Los hombres del rey de Jerusalén, todos perros de la guerra, todos soldados de fortuna de la Palestina oscura y profunda al servicio de la Abominación Desoladora, todos miraban al último profeta hebreo con los ojos atravesados por la rabia. Aunque al Asmoneo le hiciera gracia su personal profeta de desgracias lo cierto es que también a él se le cambiaba la cara cada vez que Abías le lanzaba a bocajarro sus oráculos. Sin embargo en su papel de rey para un profeta el Asmoneo detenía la rabia de sus hombres y se dejaba enjuagar las orejas con aquellas frases tan apocalípticas sobre su suerte.

“Escucha el oráculo de Yavé sobre tu linaje, hijo de Matatías”, con aquella voz tan suya le anunciaba Abías. “El Dios al que profanas en el trono y en su Templo extirpará de raíz tu semilla de la faz de la tierra sobre la que reinas. Ha hablado Yavé y no se arrepentirá; no abolirá su sentencia: Tus hijos serán devorados por una fiera extranjera”.
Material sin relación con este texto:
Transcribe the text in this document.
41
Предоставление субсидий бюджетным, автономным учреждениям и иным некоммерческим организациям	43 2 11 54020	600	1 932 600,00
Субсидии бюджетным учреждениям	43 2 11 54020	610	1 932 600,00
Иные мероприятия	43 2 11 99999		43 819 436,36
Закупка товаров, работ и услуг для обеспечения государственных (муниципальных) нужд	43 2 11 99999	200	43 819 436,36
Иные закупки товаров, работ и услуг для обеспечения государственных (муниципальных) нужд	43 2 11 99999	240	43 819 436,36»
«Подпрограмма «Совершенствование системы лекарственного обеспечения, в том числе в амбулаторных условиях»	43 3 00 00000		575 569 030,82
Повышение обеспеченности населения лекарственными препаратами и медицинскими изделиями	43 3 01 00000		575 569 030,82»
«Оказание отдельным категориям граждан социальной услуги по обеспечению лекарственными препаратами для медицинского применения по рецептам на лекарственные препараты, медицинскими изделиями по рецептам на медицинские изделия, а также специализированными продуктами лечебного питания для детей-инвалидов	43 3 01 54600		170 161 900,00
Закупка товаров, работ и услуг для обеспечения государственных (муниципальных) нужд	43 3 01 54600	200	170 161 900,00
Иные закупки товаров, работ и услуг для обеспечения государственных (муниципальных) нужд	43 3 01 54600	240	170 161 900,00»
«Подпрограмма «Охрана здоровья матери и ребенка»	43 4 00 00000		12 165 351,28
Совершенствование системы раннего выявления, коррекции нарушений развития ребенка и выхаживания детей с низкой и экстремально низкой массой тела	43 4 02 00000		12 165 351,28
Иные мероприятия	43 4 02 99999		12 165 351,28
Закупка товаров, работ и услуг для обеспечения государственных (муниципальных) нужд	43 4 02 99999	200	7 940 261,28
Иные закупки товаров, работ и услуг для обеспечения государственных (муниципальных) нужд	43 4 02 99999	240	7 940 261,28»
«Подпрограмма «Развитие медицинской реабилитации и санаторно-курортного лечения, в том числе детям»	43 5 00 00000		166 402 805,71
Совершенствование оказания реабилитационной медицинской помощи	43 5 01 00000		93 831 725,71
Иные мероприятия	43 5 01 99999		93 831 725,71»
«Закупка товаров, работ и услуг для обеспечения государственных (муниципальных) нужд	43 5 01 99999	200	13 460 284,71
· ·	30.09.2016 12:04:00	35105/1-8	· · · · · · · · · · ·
A los asesinos a sueldo del Asmoneo maldita la gracia que le encontraba el rey de Jerusalén a semejantes anuncios de muertes, desolaciones, ruinas, devastaciones, destrucciones, infiernos. ¿Pero cómo podía permitirse él, Alejandro Janneo, un descendiente legítimo de los Macabeos, de raza pura, que un sacerdote le hablara de aquella manera?, se preguntaban los unos a los otros aquellos perros de la guerra. Alejandro los miraba con cara de asombro. ¿Le merecía la pena perder su tiempo tratando de explicarles por qué se dejaba lavar las orejas con aquellas sentencias espeluznantes tan bíblicas, tan típicamente testamentarias, tan netamente sagradas? Por un momento se lo pensaba, pero al siguiente se decía que no. No lo entenderían nunca. Aunque él se parase días enteros a explicarles de qué iba la cosa los cerebros de sus mercenarios nunca serían capaces de elevarse más allá de la distancia que lo hacían sus espadas del suelo. ¿Estaba el mundo para perder el tiempo esperando a que los burros volasen tras la estela del carro del sol, o que los peces volasen por las sierras de las nieves en busca del último yeti, o que los pájaros nadasen por las aguas detrás del buque de un Colón aún no nacido? ¡Cómo podría meterles en la cabeza el Asmoneo a sus perros de fortuna que aquel Abías era su profeta! Ese Abías era el profeta que le daba todo el sentido divino a su corona. Sin su profeta particular, personal, suyo, su corona nunca trascendería, su dignidad de rey no se vería nunca sublimada a los ojos del futuro. Abías sería el carro de gloria sobre el que su nombre trascendería los siglos y llevaría su memoria más allá de los milenios incluso. Podía ser que su nombre se olvidara, pero el de Abías viviría para siempre en la memoria del pueblo.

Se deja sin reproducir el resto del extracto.